恭也が目を転じると、カエデは心得たとばかりに小さく頷き、その姿を皆の前から消す。
程なくして、件の相手が姿を見せようとした瞬間、その背後へとカエデが現われ、腰の短剣を喉元へと突き付ける。

「…動くな」

静かな口調で告げたカエデの言葉に、相手は怯えた声をあげる。
それらの一連の流れを見ていたベリオがカエデへと声を掛ける。

「カエデさん、待って。モンスターじゃなくて、人だわ」

ベリオの言葉を聞き、自らが短剣を突きつけている相手を見る。
確かに怯えるその姿は人であり、カエデは恭也へと目を向け、恭也が小さく頷くのを受けて、短剣を仕舞う。
ようやく喉元から危険なものが取り除けられたその人物は、怯えながらもベリオたちを見詰めると、震えた声を出す。

「ひ、人か?」

完全に怯えてしまっているその人物に対し、ベリオが安心させるとうに柔らかな笑みと口調で話し掛ける。
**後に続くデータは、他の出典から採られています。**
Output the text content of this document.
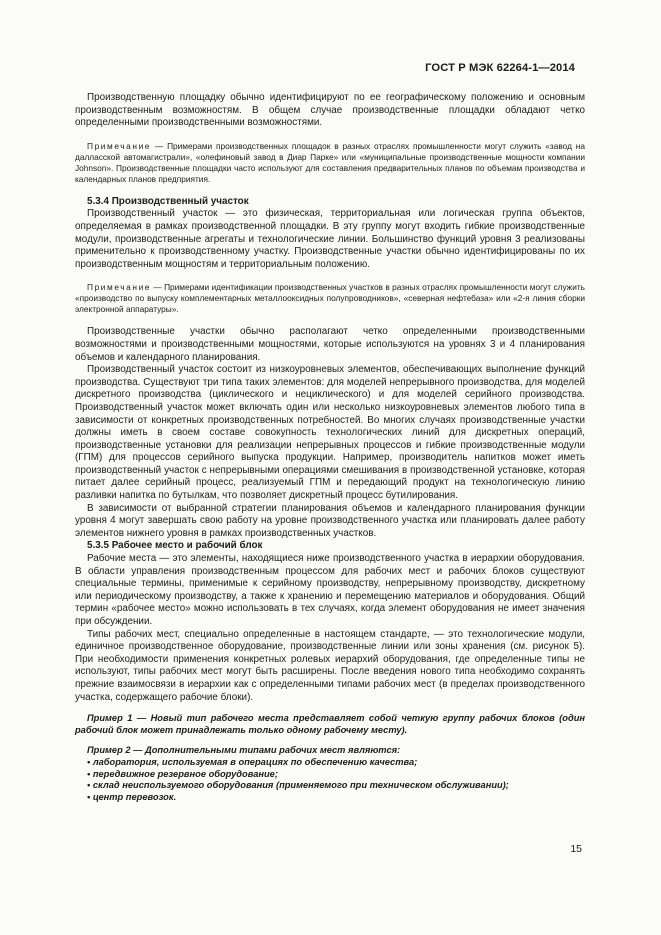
ГОСТ Р МЭК 62264-1—2014

Производственную площадку обычно идентифицируют по ее географическому положению и основным производственным возможностям. В общем случае производственные площадки обладают четко определенными производственными возможностями.

Примечание — Примерами производственных площадок в разных отраслях промышленности могут служить «завод на далласской автомагистрали», «олефиновый завод в Диар Парке» или «муниципальные производственные мощности компании Johnson». Производственные площадки часто используют для составления предварительных планов по объемам производства и календарных планов предприятия.

5.3.4 Производственный участок

Производственный участок — это физическая, территориальная или логическая группа объектов, определяемая в рамках производственной площадки. В эту группу могут входить гибкие производственные модули, производственные агрегаты и технологические линии. Большинство функций уровня 3 реализованы применительно к производственному участку. Производственные участки обычно идентифицированы по их производственным мощностям и территориальным положению.

Примечание — Примерами идентификации производственных участков в разных отраслях промышленности могут служить «производство по выпуску комплементарных металлооксидных полупроводников», «северная нефтебаза» или «2-я линия сборки электронной аппаратуры».

Производственные участки обычно располагают четко определенными производственными возможностями и производственными мощностями, которые используются на уровнях 3 и 4 планирования объемов и календарного планирования.

Производственный участок состоит из низкоуровневых элементов, обеспечивающих выполнение функций производства. Существуют три типа таких элементов: для моделей непрерывного производства, для моделей дискретного производства (циклического и нециклического) и для моделей серийного производства. Производственный участок может включать один или несколько низкоуровневых элементов любого типа в зависимости от конкретных производственных потребностей. Во многих случаях производственные участки должны иметь в своем составе совокупность технологических линий для дискретных операций, производственные установки для реализации непрерывных процессов и гибкие производственные модули (ГПМ) для процессов серийного выпуска продукции. Например, производитель напитков может иметь производственный участок с непрерывными операциями смешивания в производственной установке, которая питает далее серийный процесс, реализуемый ГПМ и передающий продукт на технологическую линию разливки напитка по бутылкам, что позволяет дискретный процесс бутилирования.

В зависимости от выбранной стратегии планирования объемов и календарного планирования функции уровня 4 могут завершать свою работу на уровне производственного участка или планировать далее работу элементов нижнего уровня в рамках производственных участков.

5.3.5 Рабочее место и рабочий блок

Рабочие места — это элементы, находящиеся ниже производственного участка в иерархии оборудования. В области управления производственным процессом для рабочих мест и рабочих блоков существуют специальные термины, применимые к серийному производству, непрерывному производству, дискретному или периодическому производству, а также к хранению и перемещению материалов и оборудования. Общий термин «рабочее место» можно использовать в тех случаях, когда элемент оборудования не имеет значения при обсуждении.

Типы рабочих мест, специально определенные в настоящем стандарте, — это технологические модули, единичное производственное оборудование, производственные линии или зоны хранения (см. рисунок 5). При необходимости применения конкретных ролевых иерархий оборудования, где определенные типы не используют, типы рабочих мест могут быть расширены. После введения нового типа необходимо сохранять прежние взаимосвязи в иерархии как с определенными типами рабочих мест (в пределах производственного участка, содержащего рабочие блоки).

Пример 1 — Новый тип рабочего места представляет собой четкую группу рабочих блоков (один рабочий блок может принадлежать только одному рабочему месту).

Пример 2 — Дополнительными типами рабочих мест являются:

• лаборатория, используемая в операциях по обеспечению качества;

• передвижное резервное оборудование;

• склад неиспользуемого оборудования (применяемого при техническом обслуживании);

• центр перевозок.

15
「ご安心ください。王室からの依頼で、あなた方の救助に参りました」

「お、おお、おおお! や、やっと助けが……。
 ああ、申し遅れましたが、私はこの村の村長でラウルと申します」

その人物、ラウルはそう言ってその顔に嬉しそうな色を浮かべるのだった。





 § §





恭也たちが村へと到着した頃よりも少しだけ時を遡り、リリィが役場へと足を踏み入れ、辺りを充満する血の臭いや、
床や壁一面が赤黒く何かがこびり付いたような様を見せるそんな光景に加え、
目の前のあるモノを見詰めて茫然としていると、不意に背後から声が掛けられる。

「何をそんなに驚かれておるのですかな?」

その声に驚き後ろを振り返るリリィの目の前には、先程分かれたばかりのラウルの姿があった。

「そ、村長、どうして…?」

「どうしても、あなたの事が気になりまして」

「そ、そう。あ、ああ、で、でも……」

リリィは何故か混乱したように、目の前のラウルを見詰め、ラウルは不思議そうにそんなリリィの様子を見ていたが、
ようやく合点がいったのか、一つ頷く。

「ああ、そう事ですか。そちらに転がっている、私と同じ顔をしたモノが気になるんですね」

「あ、あれは、誰なの?」

「あれは、この村の村長、ラウルと申します」

目の前のラウルと名乗ったはずの男の口から語られる言葉に、リリィは言葉をなくす。
そんなリリィを冷ややかに見詰めつつ、ラウルは言葉を続ける。

「村人を率いて、最後まで抵抗しましてな。
 昨日まで、ここに立て篭もっていたのですよ」

「…じゃあ、あなたは?」

「私はこの村の村長、ラウル……」

「ど、どういう…」

「…の姿形をちと拝借しております」

「っ! お前はっ!」

リリィが声を上げて何か動きを見せるよりも速く、ラウルの手が伸びてリリィの手を押さえ込む。
その外見の細い腕からは想像も付かないほどの強い力で握られ、痛いみに僅かに顔を顰めつつも、リリィは鋭い眼差しを飛ばす。

「手を離しなさい!」

「嫌ですとも。これから宴が始まるというのに、その肝心の贄がなくてどうしますか」

「う、宴? それに、贄って?」

「美しい救世主候補の娘を生け贄にして、破滅の始まりを祝う宴ですよ」

「やはり、破滅か!」

「くっくっく。気付くのが、少しばかり遅かったな」

「くっ。人質は!? 他の村人はどうなったの!?」

「ぐっぐっぐ。言ったであろう。そこに居た職員や村人たちを殺した、と。
 一日遅かったな、救世主どのぉ?」

「っ! ライテウ…ぎぅっ!」

「おおっと、そんな物騒なものは外しておいてもらうぜ」

「い、いた……ああぁっ」

ライテウスを構えようとするリリィに対し、ラウルに化けていたモノは掴んでいた手に力を込めて、リリィの左手を捻り上げる。
為す術もなく簡単にライテウスを奪われるリリィへと嘲笑を向ける。

「魔術師のくせに接近を許すとは、千年経って救世主の質も落ちたな」

「か、返せ! …ぐぅ、うああぁっ!」

右手でライテウスを取り戻そうと伸ばすが、捻られた左腕に更に力が加えられ、リリィは膝を着く。
リリィの腕をしっかりと捕らえたまま、ラウルはリリィを見下ろす。

「返せと言われて、素直に返す馬鹿は居ないだろう。それに、俺たちのパーティーには余計なものだからな」

「パーティーって、一体……」

疑問を投げかけるリリィに答える事無く、ラウルの姿形をしていたモノはその口を笑みの形へと変える。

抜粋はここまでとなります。